Sunset Shazz writes:

Just curious about the evidence upon which you base #7, which seems the boldest prediction. I hope you're right; I would love to see your work.

Gian writes:

Since nationalism was a major cause of two 20C world wars, the prediction that nationalism would hold sway sits uneasy with the prediction of no major wars.

'Errors of materialism'

What are they?

hsk writes:

I think you're too pessimistic about longevity. But it would be interesting to hear why you're so pessimistic. So, hope you write a post about that.

Chris Koresko writes:

Bryan Caplan: 7. I am an optimist about peace. In a hundred years, a major war on earth will be an unthinkable as a major war in Europe is today. There will be no major nuclear exchange or world war along the way.

I really hope you're right. But this strikes me as wildly optimistic.

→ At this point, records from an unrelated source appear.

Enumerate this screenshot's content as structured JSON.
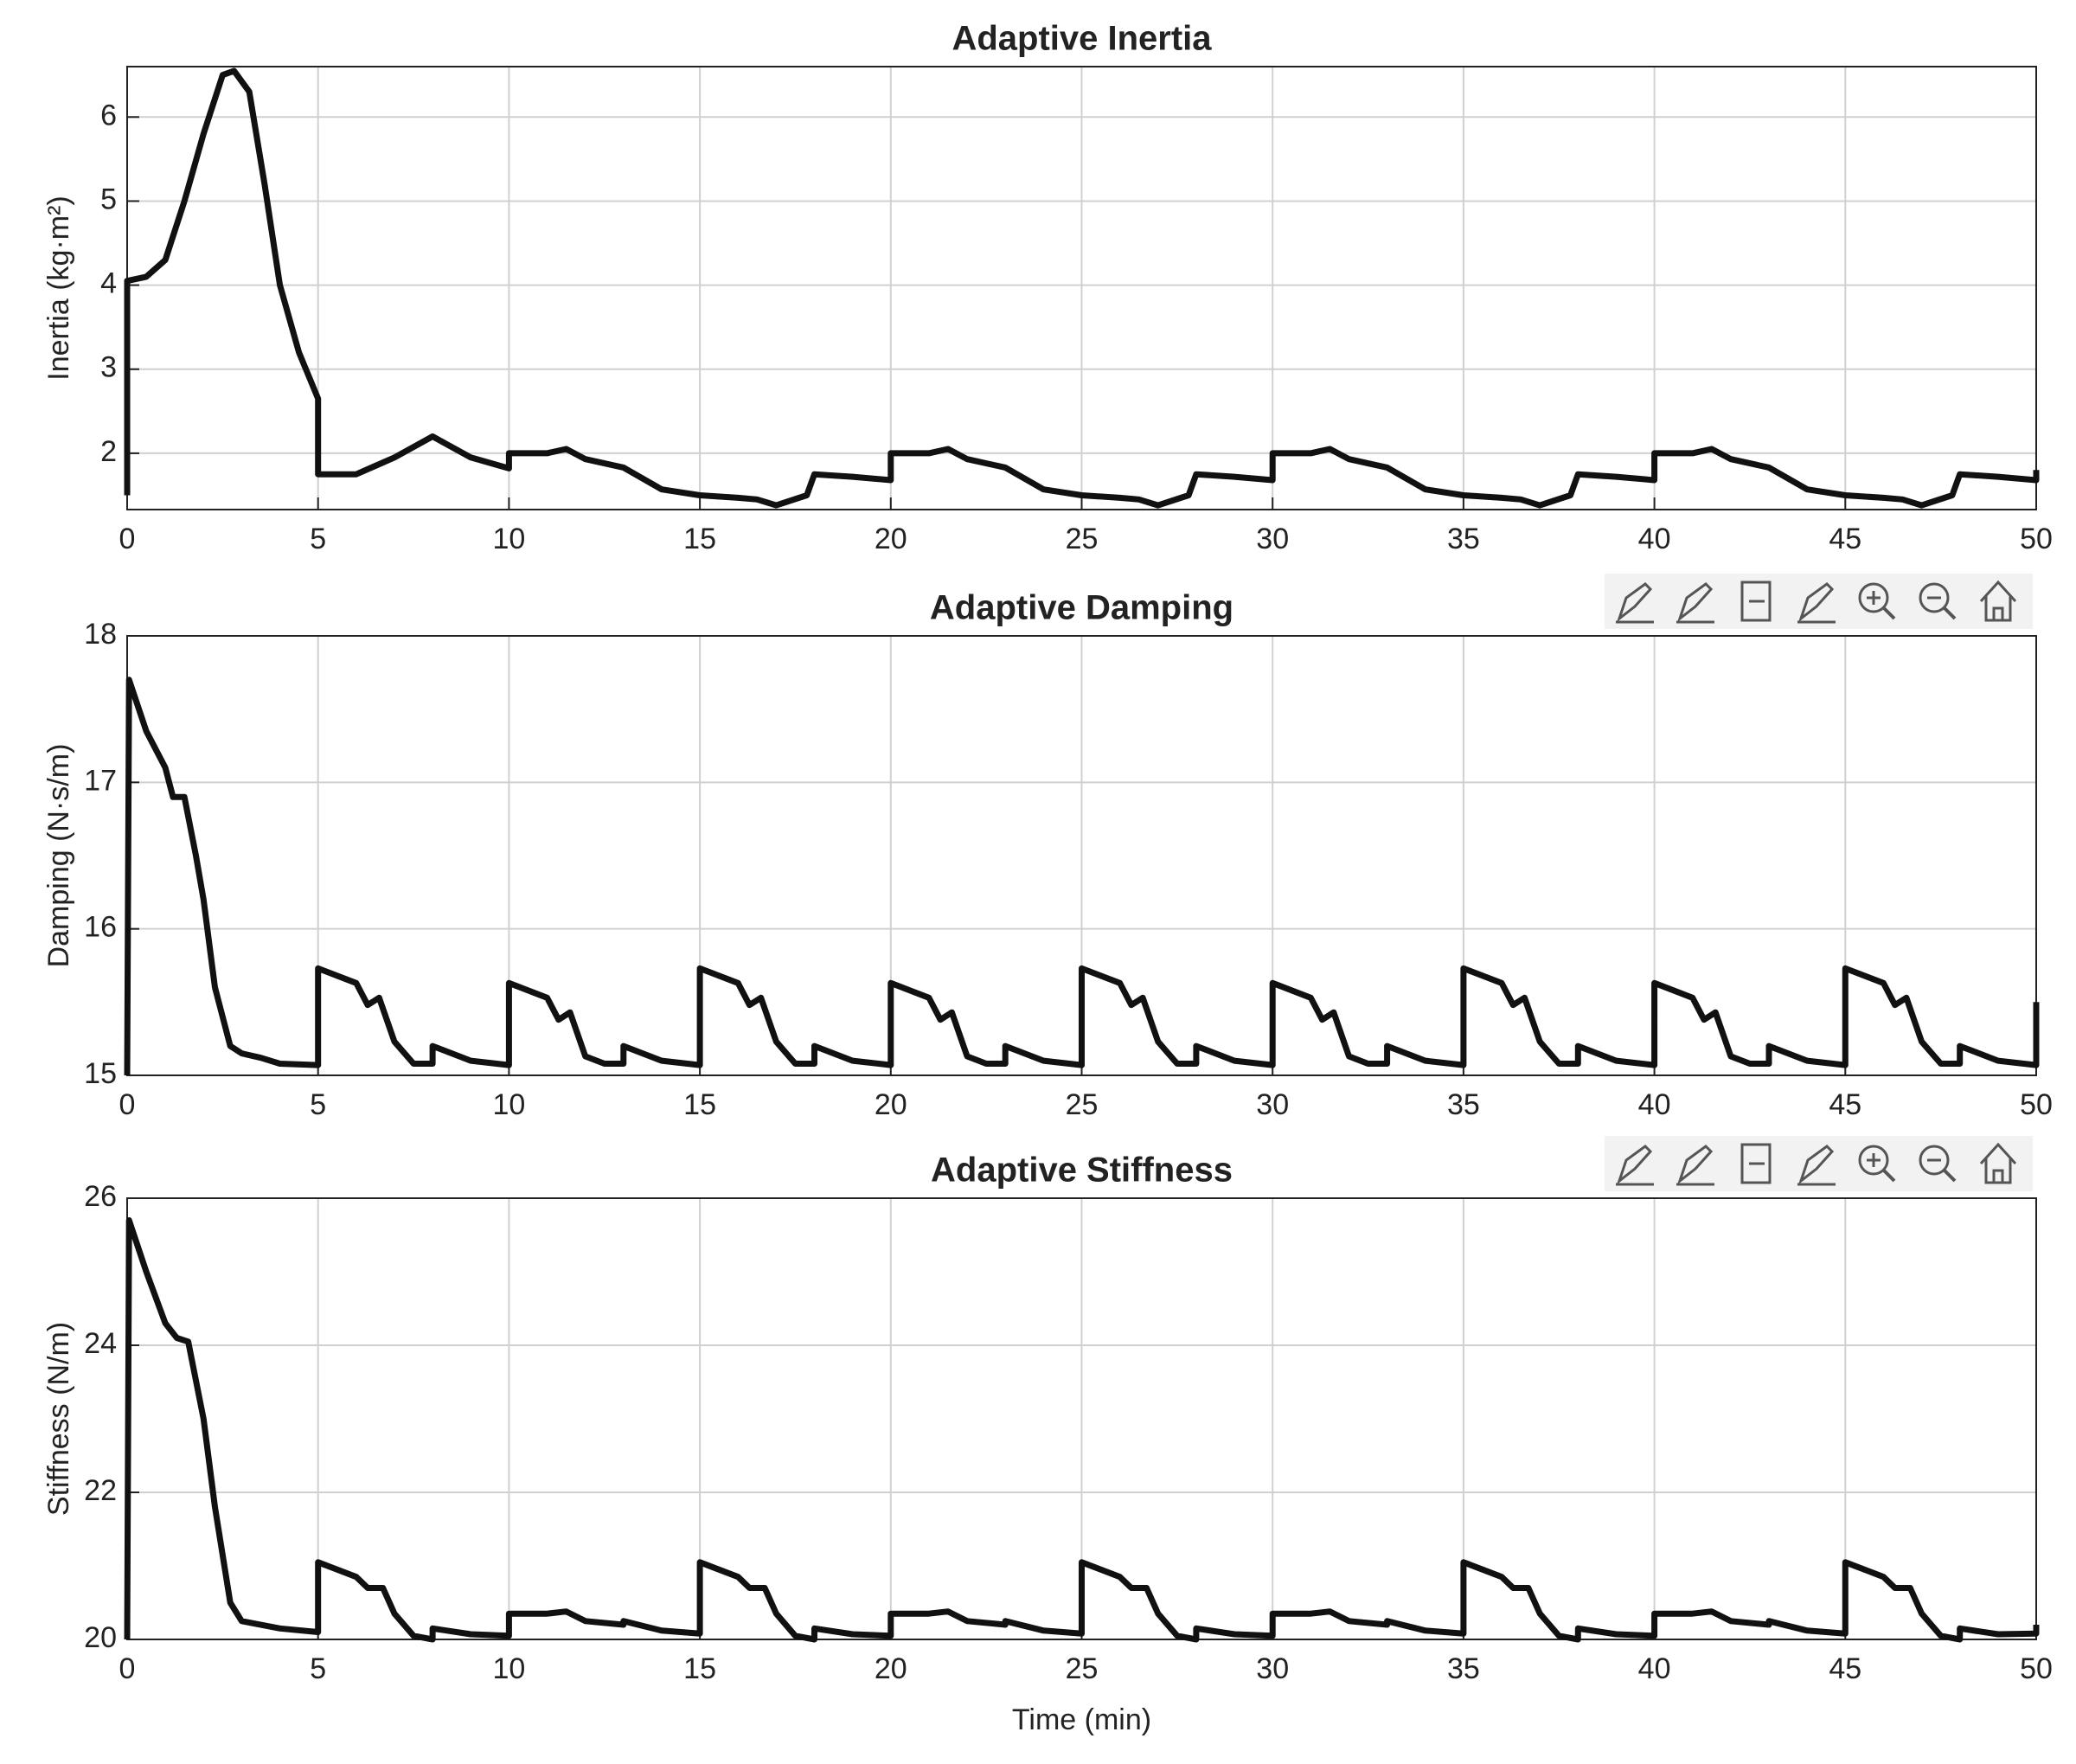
{
  "chart_data": [
    {
      "type": "line",
      "title": "Adaptive Inertia",
      "ylabel": "Inertia (kg·m²)",
      "color": "#111111",
      "grid": true,
      "xlim": [
        0,
        50
      ],
      "xticks": [
        0,
        5,
        10,
        15,
        20,
        25,
        30,
        35,
        40,
        45,
        50
      ],
      "ylim": [
        1.33,
        6.6
      ],
      "yticks": [
        2,
        3,
        4,
        5,
        6
      ],
      "x": [
        0,
        0,
        0.5,
        1,
        1.5,
        2,
        2.5,
        2.8,
        3.2,
        3.6,
        4,
        4.5,
        5,
        5,
        6,
        6.5,
        7,
        8,
        9,
        10,
        10,
        11,
        11.5,
        12,
        13,
        14,
        15,
        16,
        16.5,
        17,
        17.8,
        18,
        19,
        20,
        20,
        21,
        21.5,
        22,
        23,
        24,
        25,
        26,
        26.5,
        27,
        27.8,
        28,
        29,
        30,
        30,
        31,
        31.5,
        32,
        33,
        34,
        35,
        36,
        36.5,
        37,
        37.8,
        38,
        39,
        40,
        40,
        41,
        41.5,
        42,
        43,
        44,
        45,
        46,
        46.5,
        47,
        47.8,
        48,
        49,
        50,
        50
      ],
      "values": [
        1.5,
        4.05,
        4.1,
        4.3,
        5.0,
        5.8,
        6.5,
        6.55,
        6.3,
        5.2,
        4.0,
        3.2,
        2.65,
        1.75,
        1.75,
        1.85,
        1.95,
        2.2,
        1.95,
        1.82,
        2.0,
        2.0,
        2.05,
        1.93,
        1.83,
        1.57,
        1.5,
        1.47,
        1.45,
        1.38,
        1.5,
        1.75,
        1.72,
        1.68,
        2.0,
        2.0,
        2.05,
        1.93,
        1.83,
        1.57,
        1.5,
        1.47,
        1.45,
        1.38,
        1.5,
        1.75,
        1.72,
        1.68,
        2.0,
        2.0,
        2.05,
        1.93,
        1.83,
        1.57,
        1.5,
        1.47,
        1.45,
        1.38,
        1.5,
        1.75,
        1.72,
        1.68,
        2.0,
        2.0,
        2.05,
        1.93,
        1.83,
        1.57,
        1.5,
        1.47,
        1.45,
        1.38,
        1.5,
        1.75,
        1.72,
        1.68,
        1.8
      ]
    },
    {
      "type": "line",
      "title": "Adaptive Damping",
      "ylabel": "Damping (N·s/m)",
      "color": "#111111",
      "grid": true,
      "xlim": [
        0,
        50
      ],
      "xticks": [
        0,
        5,
        10,
        15,
        20,
        25,
        30,
        35,
        40,
        45,
        50
      ],
      "ylim": [
        15,
        18
      ],
      "yticks": [
        15,
        16,
        17,
        18
      ],
      "x": [
        0,
        0.05,
        0.5,
        1,
        1.2,
        1.5,
        1.8,
        2,
        2.3,
        2.7,
        3,
        3.5,
        4,
        5,
        5,
        6,
        6.3,
        6.6,
        7,
        7.5,
        8,
        8,
        9,
        10,
        10,
        11,
        11.3,
        11.6,
        12,
        12.5,
        13,
        13,
        14,
        15,
        15,
        16,
        16.3,
        16.6,
        17,
        17.5,
        18,
        18,
        19,
        20,
        20,
        21,
        21.3,
        21.6,
        22,
        22.5,
        23,
        23,
        24,
        25,
        25,
        26,
        26.3,
        26.6,
        27,
        27.5,
        28,
        28,
        29,
        30,
        30,
        31,
        31.3,
        31.6,
        32,
        32.5,
        33,
        33,
        34,
        35,
        35,
        36,
        36.3,
        36.6,
        37,
        37.5,
        38,
        38,
        39,
        40,
        40,
        41,
        41.3,
        41.6,
        42,
        42.5,
        43,
        43,
        44,
        45,
        45,
        46,
        46.3,
        46.6,
        47,
        47.5,
        48,
        48,
        49,
        50,
        50
      ],
      "values": [
        15,
        17.7,
        17.35,
        17.1,
        16.9,
        16.9,
        16.5,
        16.2,
        15.6,
        15.2,
        15.15,
        15.12,
        15.08,
        15.07,
        15.73,
        15.63,
        15.48,
        15.53,
        15.23,
        15.08,
        15.08,
        15.2,
        15.1,
        15.07,
        15.63,
        15.53,
        15.38,
        15.43,
        15.13,
        15.08,
        15.08,
        15.2,
        15.1,
        15.07,
        15.73,
        15.63,
        15.48,
        15.53,
        15.23,
        15.08,
        15.08,
        15.2,
        15.1,
        15.07,
        15.63,
        15.53,
        15.38,
        15.43,
        15.13,
        15.08,
        15.08,
        15.2,
        15.1,
        15.07,
        15.73,
        15.63,
        15.48,
        15.53,
        15.23,
        15.08,
        15.08,
        15.2,
        15.1,
        15.07,
        15.63,
        15.53,
        15.38,
        15.43,
        15.13,
        15.08,
        15.08,
        15.2,
        15.1,
        15.07,
        15.73,
        15.63,
        15.48,
        15.53,
        15.23,
        15.08,
        15.08,
        15.2,
        15.1,
        15.07,
        15.63,
        15.53,
        15.38,
        15.43,
        15.13,
        15.08,
        15.08,
        15.2,
        15.1,
        15.07,
        15.73,
        15.63,
        15.48,
        15.53,
        15.23,
        15.08,
        15.08,
        15.2,
        15.1,
        15.07,
        15.5
      ]
    },
    {
      "type": "line",
      "title": "Adaptive Stiffness",
      "ylabel": "Stiffness (N/m)",
      "xlabel": "Time (min)",
      "color": "#111111",
      "grid": true,
      "xlim": [
        0,
        50
      ],
      "xticks": [
        0,
        5,
        10,
        15,
        20,
        25,
        30,
        35,
        40,
        45,
        50
      ],
      "ylim": [
        20,
        26
      ],
      "yticks": [
        20,
        22,
        24,
        26
      ],
      "x": [
        0,
        0.05,
        0.5,
        1,
        1.3,
        1.6,
        2,
        2.3,
        2.7,
        3,
        4,
        5,
        5,
        6,
        6.3,
        6.7,
        7,
        7.5,
        8,
        8,
        9,
        10,
        10,
        11,
        11.5,
        12,
        13,
        13,
        14,
        15,
        15,
        16,
        16.3,
        16.7,
        17,
        17.5,
        18,
        18,
        19,
        20,
        20,
        21,
        21.5,
        22,
        23,
        23,
        24,
        25,
        25,
        26,
        26.3,
        26.7,
        27,
        27.5,
        28,
        28,
        29,
        30,
        30,
        31,
        31.5,
        32,
        33,
        33,
        34,
        35,
        35,
        36,
        36.3,
        36.7,
        37,
        37.5,
        38,
        38,
        39,
        40,
        40,
        41,
        41.5,
        42,
        43,
        43,
        44,
        45,
        45,
        46,
        46.3,
        46.7,
        47,
        47.5,
        48,
        48,
        49,
        50,
        50
      ],
      "values": [
        20,
        25.7,
        25.0,
        24.3,
        24.1,
        24.05,
        23.0,
        21.8,
        20.5,
        20.25,
        20.15,
        20.1,
        21.05,
        20.85,
        20.7,
        20.7,
        20.35,
        20.05,
        20.0,
        20.15,
        20.07,
        20.05,
        20.35,
        20.35,
        20.38,
        20.25,
        20.2,
        20.25,
        20.12,
        20.08,
        21.05,
        20.85,
        20.7,
        20.7,
        20.35,
        20.05,
        20.0,
        20.15,
        20.07,
        20.05,
        20.35,
        20.35,
        20.38,
        20.25,
        20.2,
        20.25,
        20.12,
        20.08,
        21.05,
        20.85,
        20.7,
        20.7,
        20.35,
        20.05,
        20.0,
        20.15,
        20.07,
        20.05,
        20.35,
        20.35,
        20.38,
        20.25,
        20.2,
        20.25,
        20.12,
        20.08,
        21.05,
        20.85,
        20.7,
        20.7,
        20.35,
        20.05,
        20.0,
        20.15,
        20.07,
        20.05,
        20.35,
        20.35,
        20.38,
        20.25,
        20.2,
        20.25,
        20.12,
        20.08,
        21.05,
        20.85,
        20.7,
        20.7,
        20.35,
        20.05,
        20.0,
        20.15,
        20.07,
        20.08,
        20.2
      ]
    }
  ]
}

The end of big European wars coincided with the rise of the USA as the dominant military power at the end of WWII. That's unlikely to be a matter of luck: since that event, it has simply been infeasible for any nation in Europe to gain much by military aggression against any other. Likewise for much of the rest of the world. We've been living in the Pax Americana.

But over the next few decades we will see the return of a 'multi-polar world' in which regional powers contend for dominance. The U.S. portion of global military spending is falling, as is its dominance in military technology. Already the Chinese are making a big push toward the ability to thwart U.S. intervention in any Asian war, and China's neighbors are reacting with plans to beef up their own defenses as they become less confident in U.S. protection. There's even been talk of Japan developing nukes.

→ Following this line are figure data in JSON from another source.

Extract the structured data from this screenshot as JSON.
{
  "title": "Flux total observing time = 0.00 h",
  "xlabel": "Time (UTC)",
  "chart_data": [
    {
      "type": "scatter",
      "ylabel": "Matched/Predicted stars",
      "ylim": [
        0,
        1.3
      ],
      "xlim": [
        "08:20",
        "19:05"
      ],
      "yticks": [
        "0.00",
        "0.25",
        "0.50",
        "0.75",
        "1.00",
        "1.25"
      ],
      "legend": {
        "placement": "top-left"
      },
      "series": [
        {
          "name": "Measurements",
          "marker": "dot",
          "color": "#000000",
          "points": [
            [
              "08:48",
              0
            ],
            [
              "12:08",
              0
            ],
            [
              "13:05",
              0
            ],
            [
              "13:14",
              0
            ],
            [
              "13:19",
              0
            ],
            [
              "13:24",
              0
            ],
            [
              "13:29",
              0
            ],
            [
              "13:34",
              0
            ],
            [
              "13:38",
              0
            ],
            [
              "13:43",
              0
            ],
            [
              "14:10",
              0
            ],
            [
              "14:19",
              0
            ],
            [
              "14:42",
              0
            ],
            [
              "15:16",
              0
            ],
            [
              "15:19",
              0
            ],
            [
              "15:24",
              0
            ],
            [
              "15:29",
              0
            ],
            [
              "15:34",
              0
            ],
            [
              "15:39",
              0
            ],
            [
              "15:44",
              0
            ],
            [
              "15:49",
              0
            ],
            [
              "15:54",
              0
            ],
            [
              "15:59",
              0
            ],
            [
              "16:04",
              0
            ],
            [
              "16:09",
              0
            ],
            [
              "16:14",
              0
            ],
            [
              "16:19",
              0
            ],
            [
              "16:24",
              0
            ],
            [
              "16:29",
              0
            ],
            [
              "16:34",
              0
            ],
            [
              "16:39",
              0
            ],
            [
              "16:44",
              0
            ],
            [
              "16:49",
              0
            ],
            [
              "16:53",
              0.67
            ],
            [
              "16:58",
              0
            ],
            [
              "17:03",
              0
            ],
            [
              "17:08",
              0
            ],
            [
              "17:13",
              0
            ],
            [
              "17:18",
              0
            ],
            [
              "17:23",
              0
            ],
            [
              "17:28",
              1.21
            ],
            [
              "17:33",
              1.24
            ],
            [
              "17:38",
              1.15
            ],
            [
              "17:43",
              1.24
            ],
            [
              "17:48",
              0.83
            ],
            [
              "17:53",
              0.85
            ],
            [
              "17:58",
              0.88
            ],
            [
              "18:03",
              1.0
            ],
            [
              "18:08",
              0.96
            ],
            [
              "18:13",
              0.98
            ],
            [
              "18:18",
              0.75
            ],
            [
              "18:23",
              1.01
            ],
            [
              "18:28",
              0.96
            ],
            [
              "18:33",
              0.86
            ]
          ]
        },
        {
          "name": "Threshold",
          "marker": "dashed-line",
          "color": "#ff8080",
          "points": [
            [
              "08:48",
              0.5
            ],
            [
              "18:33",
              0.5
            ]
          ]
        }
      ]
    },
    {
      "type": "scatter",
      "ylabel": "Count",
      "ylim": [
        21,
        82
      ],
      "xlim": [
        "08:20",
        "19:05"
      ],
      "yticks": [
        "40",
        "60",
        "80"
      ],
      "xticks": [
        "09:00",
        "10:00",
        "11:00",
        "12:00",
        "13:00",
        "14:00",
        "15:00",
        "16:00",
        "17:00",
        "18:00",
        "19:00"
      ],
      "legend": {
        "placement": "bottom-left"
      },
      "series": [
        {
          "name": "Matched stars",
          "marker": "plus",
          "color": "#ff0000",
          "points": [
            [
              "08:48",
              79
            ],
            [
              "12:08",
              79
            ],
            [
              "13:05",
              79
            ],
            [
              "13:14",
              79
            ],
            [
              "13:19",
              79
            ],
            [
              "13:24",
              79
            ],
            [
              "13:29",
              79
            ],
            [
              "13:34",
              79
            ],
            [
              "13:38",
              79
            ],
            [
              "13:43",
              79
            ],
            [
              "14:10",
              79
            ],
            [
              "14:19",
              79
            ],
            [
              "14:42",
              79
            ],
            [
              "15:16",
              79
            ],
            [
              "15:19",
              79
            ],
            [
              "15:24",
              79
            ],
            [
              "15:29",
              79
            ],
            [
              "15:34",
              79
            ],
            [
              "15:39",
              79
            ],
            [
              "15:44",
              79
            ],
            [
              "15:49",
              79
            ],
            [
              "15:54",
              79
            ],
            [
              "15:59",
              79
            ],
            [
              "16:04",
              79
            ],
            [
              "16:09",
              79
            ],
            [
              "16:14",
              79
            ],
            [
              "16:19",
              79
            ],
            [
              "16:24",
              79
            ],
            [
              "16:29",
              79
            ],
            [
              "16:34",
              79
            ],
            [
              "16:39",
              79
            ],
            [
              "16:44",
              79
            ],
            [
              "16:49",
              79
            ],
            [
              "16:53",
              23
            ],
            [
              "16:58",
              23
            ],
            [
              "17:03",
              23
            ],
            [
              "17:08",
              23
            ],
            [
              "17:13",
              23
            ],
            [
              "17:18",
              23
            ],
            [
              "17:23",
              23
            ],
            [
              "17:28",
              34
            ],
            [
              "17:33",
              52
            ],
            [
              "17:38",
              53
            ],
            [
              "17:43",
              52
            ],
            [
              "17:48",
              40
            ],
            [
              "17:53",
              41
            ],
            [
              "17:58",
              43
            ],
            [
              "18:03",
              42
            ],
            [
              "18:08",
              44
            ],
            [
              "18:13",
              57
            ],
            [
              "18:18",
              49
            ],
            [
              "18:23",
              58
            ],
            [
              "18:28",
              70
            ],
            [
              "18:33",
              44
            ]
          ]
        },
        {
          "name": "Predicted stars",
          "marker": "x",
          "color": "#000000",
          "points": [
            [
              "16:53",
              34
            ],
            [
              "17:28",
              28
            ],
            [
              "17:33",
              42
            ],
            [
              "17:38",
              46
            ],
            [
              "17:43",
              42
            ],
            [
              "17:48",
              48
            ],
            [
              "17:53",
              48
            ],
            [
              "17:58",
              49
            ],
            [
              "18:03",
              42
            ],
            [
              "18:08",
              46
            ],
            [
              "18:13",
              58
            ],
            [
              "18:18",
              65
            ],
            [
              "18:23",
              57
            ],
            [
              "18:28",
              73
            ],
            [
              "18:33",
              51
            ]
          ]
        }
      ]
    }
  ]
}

More power centers means more people living at the edges between them where aggression may be feasible.

Nukes and their delivery systems have been the ultimate weapons for the last half century. They were in the control of a relative handful of powerful nations whose interest in global stability and their own survival outweighed any desire for territorial gains. As these weapons become much more widely available, the old "mutually-assured destruction" balance of terror has essentially disappeared, and it hasn't really been replaced. Some of the nations currently racing toward completion of WMD and delivery systems have openly advocated their use to destroy neighboring peoples and/or the USA, and their leaders speak in apocalyptic terms that suggest they may regard destruction of their own people as an acceptable cost.

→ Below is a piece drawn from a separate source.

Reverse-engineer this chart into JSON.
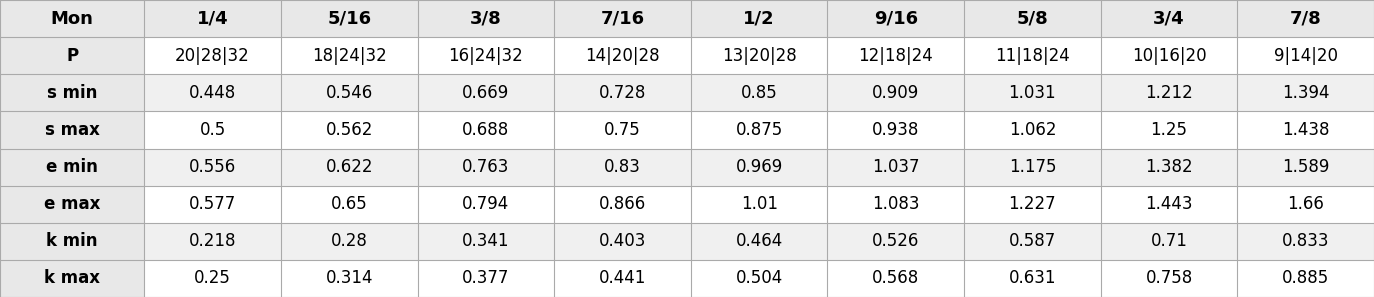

Frankly, I'll be relieved if we haven't seen a nuclear attack somewhere in the world in the next decade, much less the next century. And the probability that one occurs in a given year will continue to rise with time.

Seth writes:

It strikes me that your optimism may under appreciate the tenacity of bureaucrats to feed from and gain control the engines of wealth generation.

Michael Hamilton writes:

This is going to sound trivial, but that is most likely because the readers of this blog do not live in relative poverty. I think there is another thing to be optimistic about:

Fast food quality.

People who live in bad neighborhoods eat a lot of fast food, a lot of which isn't great. Take a look, however, at the how bad it was 20 years ago. A continuation of this trend, and the highly competitive market for these goods, will probably lead to better tasting, healthier, and cheaper food for people. The effects this has on quality of life can be fairly large.